After the French got coffee back, they didn’t waste time spreading it to other colonies. In the 1800s, the French gobbled up territory in Vietnam before establishing French Indochina in 1887. Vietnam’s tropical climate was perfect for growing coffee, and it wasn’t long before the region was a coffee-producing powerhouse. Colonists cultivated chicory in Vietnam too, says Peters, though she has yet to find evidence that it was drunk locally. Coffee soon became essential.

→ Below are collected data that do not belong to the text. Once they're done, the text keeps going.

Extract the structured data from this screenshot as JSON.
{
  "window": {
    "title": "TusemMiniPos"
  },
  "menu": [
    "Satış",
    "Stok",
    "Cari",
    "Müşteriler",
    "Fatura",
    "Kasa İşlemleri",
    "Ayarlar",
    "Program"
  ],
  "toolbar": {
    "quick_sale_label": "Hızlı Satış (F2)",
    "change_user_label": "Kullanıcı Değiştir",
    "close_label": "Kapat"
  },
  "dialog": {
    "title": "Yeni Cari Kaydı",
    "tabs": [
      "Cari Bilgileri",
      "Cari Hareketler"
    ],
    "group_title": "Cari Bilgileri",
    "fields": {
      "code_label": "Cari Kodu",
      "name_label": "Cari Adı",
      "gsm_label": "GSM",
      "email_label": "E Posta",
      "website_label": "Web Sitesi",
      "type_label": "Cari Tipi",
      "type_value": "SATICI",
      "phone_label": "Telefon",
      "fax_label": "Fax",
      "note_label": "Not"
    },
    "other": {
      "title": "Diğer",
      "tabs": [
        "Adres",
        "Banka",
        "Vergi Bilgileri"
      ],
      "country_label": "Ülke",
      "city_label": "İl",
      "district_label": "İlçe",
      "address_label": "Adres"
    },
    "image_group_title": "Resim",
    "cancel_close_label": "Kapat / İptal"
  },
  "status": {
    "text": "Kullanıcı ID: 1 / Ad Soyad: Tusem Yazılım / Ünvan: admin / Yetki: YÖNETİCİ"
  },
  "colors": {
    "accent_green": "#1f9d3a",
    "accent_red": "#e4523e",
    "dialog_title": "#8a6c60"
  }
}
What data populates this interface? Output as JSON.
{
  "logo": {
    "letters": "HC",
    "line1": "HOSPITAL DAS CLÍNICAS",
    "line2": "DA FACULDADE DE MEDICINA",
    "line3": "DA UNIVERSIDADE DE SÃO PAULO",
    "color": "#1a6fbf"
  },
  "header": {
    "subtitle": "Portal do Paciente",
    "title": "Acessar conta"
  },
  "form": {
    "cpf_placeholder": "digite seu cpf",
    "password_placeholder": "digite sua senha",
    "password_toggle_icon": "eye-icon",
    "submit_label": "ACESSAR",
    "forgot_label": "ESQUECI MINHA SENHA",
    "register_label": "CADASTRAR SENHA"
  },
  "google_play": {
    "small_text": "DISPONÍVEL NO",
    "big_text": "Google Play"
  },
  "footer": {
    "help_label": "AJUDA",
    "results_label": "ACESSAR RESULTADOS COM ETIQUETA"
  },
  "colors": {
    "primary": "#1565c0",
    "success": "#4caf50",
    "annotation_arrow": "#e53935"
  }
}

These days, the Vietnamese often temper their powerfully bitter coffee, which is made with high-caffeine Robusta beans and a dark roast, with condensed milk and ice. The metal, cup-top filters used, called phin, likely originated from a type of French single-serve filter. (Peters sent me a picture of one that belonged to the French writer Balzac, who, legend has it, killed himself by drinking too much coffee.)
Trade and colonization also helped New Orleans develop into a coffee center. Because of its proximity to Latin America and the Caribbean, it became the U.S.’s second largest importer of the bean in the 19th century.
As for why chicory coffee became emblematic of New Orleans, there’s a bit of a mystery. It’s popularly thought that locals turned to chicory when their coffee supply was cut off by Union blockades during the Civil War. But some scholars allege that since chicory was also imported, this couldn’t be true. Perhaps it was just chicory’s relative inexpensiveness and unique flavor that kept it popular, especially when mixed into hot milk at the Café du Monde. Louisiana was part of France until 1803, and, like Vietnam, retained a French-influenced cafe culture that emphasized dark, strong roasts—a flavor profile that can benefit from the addition of chicory.
More than a century later, this came to be appreciated by hundreds of thousands of Vietnamese refugees and immigrants who arrived in the United States during and after the Vietnam War. In the 1970s, as they clustered in cities across California, Texas, and the Gulf Coast, which boasted fishing jobs, agriculture, and warmer climates, they found that bland American coffee simply did not suffice. But Vietnamese people in New Orleans did have a recourse: strong coffee with chicory. And since the Vietnamese-American community was relatively small, word of the coffee quickly spread.
Café du Monde was uniquely situated to be shipped across the country. Its iconic orange tins have long been available as New Orleans souvenirs and mail-order items. And as Louise McKinney writes in New Orleans: A Cultural History, Café du Monde hired many Vietnamese employees. When management noticed workers mailing the coffee-chicory blend to friends and family, they began marketing the tins to Asian grocery stores across the country.
Many chicory coffees are now available, as are actual Vietnamese coffee blends. Trung Nguyên, the biggest coffee producer in Vietnam, is stocked in many Asian supermarkets. My own tin of Trung Nguyên Premium Blend notes that one ingredient is cocoa. When mixed with condensed milk, it makes an almost mocha-like brew, reminiscent of how chicory can soften and sweeten a dark, bitter roast. The site of Trung Nguyên’s official U.S. reseller pleads that chicory coffee was a choice of necessity. Coffee with chicory, they write, has “nothing in common with true Vietnamese coffee.” But the company is fighting an entrenched tradition.
It’s remarkable that one particular coffee can evoke so much. Mixed with condensed milk to make a Vietnamese coffee, it’s a powerful symbol of cultural synergy. When mixed with hot milk for a café au lait, it’s a reminder of tradition and continuity. And whether sipped next to the Mekong or the Mississippi, it’s delicious.